How do these people feel about themselves at the end of the day when they turn out the lights? Are they so committed to fighting some fabricated “evil incarnate” that they have no problem justifying their own unethical behaviour? Are they so obsessed with winning that the consequences (to farmers, consumers, scientists, the environment…) no longer matter? And even though they know it is not at all about glyphosate, why do they keep fighting until everything is destroyed? Are the vast sums of money going into their pockets more valuable than their integrity? Can they still look at people without seeing dollar signs?
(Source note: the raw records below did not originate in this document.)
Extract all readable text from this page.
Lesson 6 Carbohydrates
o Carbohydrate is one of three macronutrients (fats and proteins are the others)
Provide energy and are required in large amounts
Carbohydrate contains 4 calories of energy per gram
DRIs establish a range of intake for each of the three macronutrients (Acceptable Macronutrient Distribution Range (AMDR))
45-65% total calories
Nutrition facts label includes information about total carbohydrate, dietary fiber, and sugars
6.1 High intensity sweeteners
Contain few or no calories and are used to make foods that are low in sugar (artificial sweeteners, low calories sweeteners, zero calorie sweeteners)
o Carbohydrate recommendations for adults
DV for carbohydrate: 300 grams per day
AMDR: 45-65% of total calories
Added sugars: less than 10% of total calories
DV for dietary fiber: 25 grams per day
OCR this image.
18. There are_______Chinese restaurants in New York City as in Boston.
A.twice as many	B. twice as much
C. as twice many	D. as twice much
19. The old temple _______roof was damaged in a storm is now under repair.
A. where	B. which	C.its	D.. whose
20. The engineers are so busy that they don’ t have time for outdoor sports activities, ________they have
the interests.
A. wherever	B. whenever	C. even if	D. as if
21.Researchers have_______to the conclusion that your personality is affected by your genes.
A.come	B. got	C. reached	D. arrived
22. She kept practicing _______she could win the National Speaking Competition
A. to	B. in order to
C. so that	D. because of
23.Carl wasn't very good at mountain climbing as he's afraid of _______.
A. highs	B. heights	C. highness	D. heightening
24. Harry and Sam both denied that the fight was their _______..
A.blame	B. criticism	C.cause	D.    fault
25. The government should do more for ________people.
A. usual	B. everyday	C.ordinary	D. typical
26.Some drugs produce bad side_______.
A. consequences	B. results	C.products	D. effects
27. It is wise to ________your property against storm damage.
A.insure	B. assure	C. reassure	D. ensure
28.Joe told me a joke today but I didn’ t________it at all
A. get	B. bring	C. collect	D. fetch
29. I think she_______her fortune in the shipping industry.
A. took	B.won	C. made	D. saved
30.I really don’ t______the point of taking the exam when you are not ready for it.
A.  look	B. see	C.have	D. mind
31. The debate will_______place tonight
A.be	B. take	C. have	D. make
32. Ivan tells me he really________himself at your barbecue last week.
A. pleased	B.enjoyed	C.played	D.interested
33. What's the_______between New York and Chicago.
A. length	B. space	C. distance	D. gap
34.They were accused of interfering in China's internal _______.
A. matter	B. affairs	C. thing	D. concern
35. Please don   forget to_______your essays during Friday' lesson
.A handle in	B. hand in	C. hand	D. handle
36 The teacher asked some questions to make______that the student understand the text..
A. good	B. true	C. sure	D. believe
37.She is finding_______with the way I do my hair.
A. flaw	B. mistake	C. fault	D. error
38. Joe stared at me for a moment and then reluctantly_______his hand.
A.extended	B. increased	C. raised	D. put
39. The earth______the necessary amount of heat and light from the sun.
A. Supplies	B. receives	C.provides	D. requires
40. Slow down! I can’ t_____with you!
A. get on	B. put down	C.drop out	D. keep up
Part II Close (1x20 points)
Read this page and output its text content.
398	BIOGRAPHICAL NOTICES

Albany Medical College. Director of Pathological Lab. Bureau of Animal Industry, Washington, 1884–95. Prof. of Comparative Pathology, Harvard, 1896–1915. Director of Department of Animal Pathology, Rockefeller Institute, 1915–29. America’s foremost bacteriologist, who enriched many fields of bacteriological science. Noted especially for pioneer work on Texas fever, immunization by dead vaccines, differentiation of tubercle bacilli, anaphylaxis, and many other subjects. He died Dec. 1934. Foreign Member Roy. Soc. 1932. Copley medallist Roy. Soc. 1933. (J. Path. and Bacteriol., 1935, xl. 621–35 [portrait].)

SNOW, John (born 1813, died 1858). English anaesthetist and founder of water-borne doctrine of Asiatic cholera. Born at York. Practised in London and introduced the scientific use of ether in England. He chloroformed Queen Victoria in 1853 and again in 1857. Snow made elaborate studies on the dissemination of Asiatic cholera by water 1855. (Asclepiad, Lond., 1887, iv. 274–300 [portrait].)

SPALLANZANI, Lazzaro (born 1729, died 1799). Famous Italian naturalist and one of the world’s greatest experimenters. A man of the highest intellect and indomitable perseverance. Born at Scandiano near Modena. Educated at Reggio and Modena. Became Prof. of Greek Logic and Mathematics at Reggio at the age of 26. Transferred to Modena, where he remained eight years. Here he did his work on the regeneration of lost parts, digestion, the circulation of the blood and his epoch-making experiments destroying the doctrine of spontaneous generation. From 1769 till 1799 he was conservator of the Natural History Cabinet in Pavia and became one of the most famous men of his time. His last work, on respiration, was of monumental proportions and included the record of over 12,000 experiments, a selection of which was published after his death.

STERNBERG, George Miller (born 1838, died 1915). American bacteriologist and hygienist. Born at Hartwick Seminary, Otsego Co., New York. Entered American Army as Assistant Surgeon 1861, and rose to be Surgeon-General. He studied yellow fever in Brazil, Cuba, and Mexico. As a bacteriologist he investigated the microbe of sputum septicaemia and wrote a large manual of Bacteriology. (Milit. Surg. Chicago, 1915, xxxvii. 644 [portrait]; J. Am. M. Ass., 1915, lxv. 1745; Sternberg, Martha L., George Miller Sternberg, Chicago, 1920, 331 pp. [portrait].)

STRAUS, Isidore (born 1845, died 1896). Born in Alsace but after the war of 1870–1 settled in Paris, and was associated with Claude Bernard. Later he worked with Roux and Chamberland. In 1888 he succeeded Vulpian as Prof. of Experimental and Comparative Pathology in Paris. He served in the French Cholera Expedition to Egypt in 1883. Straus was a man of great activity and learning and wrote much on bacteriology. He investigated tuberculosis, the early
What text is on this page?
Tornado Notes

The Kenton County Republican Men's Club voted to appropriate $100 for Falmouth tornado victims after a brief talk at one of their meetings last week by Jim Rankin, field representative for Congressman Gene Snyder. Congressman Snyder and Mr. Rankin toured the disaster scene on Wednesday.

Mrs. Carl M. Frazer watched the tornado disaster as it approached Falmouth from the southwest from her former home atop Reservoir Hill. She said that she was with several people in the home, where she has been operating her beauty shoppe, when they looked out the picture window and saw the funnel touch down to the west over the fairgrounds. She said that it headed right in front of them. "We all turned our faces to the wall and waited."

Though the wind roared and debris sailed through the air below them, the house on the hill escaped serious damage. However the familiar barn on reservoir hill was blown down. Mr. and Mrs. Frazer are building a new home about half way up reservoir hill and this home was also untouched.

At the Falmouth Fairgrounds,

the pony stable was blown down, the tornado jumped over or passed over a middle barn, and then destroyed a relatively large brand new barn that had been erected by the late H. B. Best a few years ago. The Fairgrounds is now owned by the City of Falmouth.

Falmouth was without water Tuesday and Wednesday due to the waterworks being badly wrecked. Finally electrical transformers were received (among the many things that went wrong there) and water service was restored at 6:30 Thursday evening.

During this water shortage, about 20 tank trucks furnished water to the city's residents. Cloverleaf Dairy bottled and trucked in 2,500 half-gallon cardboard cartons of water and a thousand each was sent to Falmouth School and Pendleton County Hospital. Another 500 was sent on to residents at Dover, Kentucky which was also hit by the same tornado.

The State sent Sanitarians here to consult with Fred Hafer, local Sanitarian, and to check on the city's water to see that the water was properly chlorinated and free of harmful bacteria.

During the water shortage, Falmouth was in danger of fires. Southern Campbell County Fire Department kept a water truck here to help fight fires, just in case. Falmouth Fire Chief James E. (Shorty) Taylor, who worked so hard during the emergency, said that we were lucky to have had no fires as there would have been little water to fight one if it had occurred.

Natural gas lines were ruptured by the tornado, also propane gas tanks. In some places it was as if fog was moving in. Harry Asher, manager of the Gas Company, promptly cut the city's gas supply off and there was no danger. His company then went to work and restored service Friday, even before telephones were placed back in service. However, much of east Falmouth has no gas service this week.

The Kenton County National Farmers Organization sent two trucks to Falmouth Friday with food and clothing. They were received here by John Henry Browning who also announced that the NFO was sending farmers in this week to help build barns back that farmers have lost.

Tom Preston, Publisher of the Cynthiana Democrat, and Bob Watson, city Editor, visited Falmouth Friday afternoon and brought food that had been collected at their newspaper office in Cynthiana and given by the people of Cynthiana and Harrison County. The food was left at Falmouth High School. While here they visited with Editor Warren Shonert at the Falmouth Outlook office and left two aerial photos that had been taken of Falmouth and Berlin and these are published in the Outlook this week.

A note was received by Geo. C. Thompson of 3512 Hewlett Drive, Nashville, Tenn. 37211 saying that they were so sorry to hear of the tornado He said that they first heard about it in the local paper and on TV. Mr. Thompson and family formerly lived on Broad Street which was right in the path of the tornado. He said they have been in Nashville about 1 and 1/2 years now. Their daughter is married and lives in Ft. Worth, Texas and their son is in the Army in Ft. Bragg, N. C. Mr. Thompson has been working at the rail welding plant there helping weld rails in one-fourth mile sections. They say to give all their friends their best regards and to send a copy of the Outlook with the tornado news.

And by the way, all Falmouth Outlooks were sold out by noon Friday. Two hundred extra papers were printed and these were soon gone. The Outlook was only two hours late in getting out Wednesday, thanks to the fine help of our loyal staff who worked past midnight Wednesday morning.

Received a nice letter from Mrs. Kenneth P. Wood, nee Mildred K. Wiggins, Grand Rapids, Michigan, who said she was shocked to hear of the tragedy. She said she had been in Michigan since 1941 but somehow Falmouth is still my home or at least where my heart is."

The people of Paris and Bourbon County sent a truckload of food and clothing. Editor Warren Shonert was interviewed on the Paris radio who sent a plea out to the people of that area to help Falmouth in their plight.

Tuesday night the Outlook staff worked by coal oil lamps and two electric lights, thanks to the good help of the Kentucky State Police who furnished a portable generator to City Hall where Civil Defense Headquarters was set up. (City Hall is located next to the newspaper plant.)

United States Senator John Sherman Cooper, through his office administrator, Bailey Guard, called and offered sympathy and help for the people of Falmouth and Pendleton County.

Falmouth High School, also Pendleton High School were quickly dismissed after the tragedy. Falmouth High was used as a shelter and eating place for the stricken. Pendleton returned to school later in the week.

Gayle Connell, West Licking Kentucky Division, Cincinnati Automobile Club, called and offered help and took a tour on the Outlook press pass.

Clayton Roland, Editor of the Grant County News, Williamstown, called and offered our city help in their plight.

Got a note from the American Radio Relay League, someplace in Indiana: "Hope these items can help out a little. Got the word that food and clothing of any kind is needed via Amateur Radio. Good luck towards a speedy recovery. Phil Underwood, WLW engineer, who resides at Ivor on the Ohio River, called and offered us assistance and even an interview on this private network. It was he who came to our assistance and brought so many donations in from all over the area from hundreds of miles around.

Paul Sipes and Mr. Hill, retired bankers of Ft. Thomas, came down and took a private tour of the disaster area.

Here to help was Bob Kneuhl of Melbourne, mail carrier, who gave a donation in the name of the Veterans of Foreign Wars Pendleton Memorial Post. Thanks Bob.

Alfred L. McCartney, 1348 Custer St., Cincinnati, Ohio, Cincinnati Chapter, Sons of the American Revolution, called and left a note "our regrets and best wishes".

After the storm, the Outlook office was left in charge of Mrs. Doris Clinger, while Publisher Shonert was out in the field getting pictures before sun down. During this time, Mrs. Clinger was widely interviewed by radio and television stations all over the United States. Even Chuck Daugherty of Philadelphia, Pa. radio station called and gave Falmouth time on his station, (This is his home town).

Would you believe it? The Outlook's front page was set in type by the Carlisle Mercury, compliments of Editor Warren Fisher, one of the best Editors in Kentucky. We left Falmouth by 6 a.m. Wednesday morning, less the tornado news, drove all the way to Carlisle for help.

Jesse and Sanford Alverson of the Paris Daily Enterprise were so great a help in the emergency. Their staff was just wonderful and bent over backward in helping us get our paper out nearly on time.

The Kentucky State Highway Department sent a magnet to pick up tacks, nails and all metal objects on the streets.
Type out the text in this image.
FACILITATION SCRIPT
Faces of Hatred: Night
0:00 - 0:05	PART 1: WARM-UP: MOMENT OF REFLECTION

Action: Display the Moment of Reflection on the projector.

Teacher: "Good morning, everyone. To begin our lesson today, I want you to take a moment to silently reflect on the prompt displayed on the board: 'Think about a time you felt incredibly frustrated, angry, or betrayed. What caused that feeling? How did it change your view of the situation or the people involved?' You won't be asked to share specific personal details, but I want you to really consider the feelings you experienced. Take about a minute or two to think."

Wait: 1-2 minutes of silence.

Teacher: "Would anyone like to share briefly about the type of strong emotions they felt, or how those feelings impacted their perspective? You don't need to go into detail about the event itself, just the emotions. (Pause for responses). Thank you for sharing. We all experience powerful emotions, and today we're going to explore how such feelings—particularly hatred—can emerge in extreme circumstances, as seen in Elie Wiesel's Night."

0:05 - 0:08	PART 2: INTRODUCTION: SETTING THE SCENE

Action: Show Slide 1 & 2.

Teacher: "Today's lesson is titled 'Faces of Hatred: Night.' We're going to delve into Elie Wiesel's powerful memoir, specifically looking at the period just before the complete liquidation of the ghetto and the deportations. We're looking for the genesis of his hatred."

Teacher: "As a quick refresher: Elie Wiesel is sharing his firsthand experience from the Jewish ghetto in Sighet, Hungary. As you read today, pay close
I had a lot to be sad about but I was also relieved that I was not like them (although bemused that they might be feeling the same about me).

6 Comments Add yours

  1. Scotty Perey says:

    Thanks once again David! I can’t help but imagine this all being rendered into a Netflix series someday 😛 But that’s just me…

    Liked by 1 person

  2. Mayuri says:

    Thank you for your writing- I’ve learnt a ton about the tactics used by these tort lawyers from your blog. I wish DeWayne “Lee” Johnson could read this blog; it would be interesting to hear how he responds. I also read your blog about the “Into the Slime” documentary and it sucks that only one side of the story is presented to such a vast audience. It would be so cool if there was a film maker out there who made an actual balanced documentary with “The Risk Monger” in it.


    1. RiskMonger says:

      I was wondering about that. Johnson is a very kind, trusting person. At what point will he suddenly see that these little trips they are taking him on are costing others a lot, and at what point will he make the connection that they are coming out of his settlement. I don’t think he will realise yet how much they are using him. When I asked him how he felt about Tim Litzenburg and what the other lawyers did to him, his emotion was real.


      1. Mayuri says:

        Thank you for your reply! I wonder if a ‘tipping point’ will ever be reached by Johnson.


      2. RiskMonger says:

        Eventually he will receive some compensation but normally the plaintiffs have to sign a non-disclosure contract with their lawyers where they are not allowed to publicly reveal how much they received. One case where several plaintiffs broke that deal was with the atrazine settlement with Syngenta. The lawyer, Stephen Tillery, only paid 0.005% of the $105 million settlement and that rightly pissed off enough of them to speak out.


  3. Mayuri Muralitharan says:

    Interesting; there’s a part of me that definitely wants Johnson to be paid enough and compensated since he has been exploited by the lawyers in a sense and it would be way better to see the money go to him than the lawyers, but at the same time, it would so great to hear him speak up, unfiltered, with no constraints.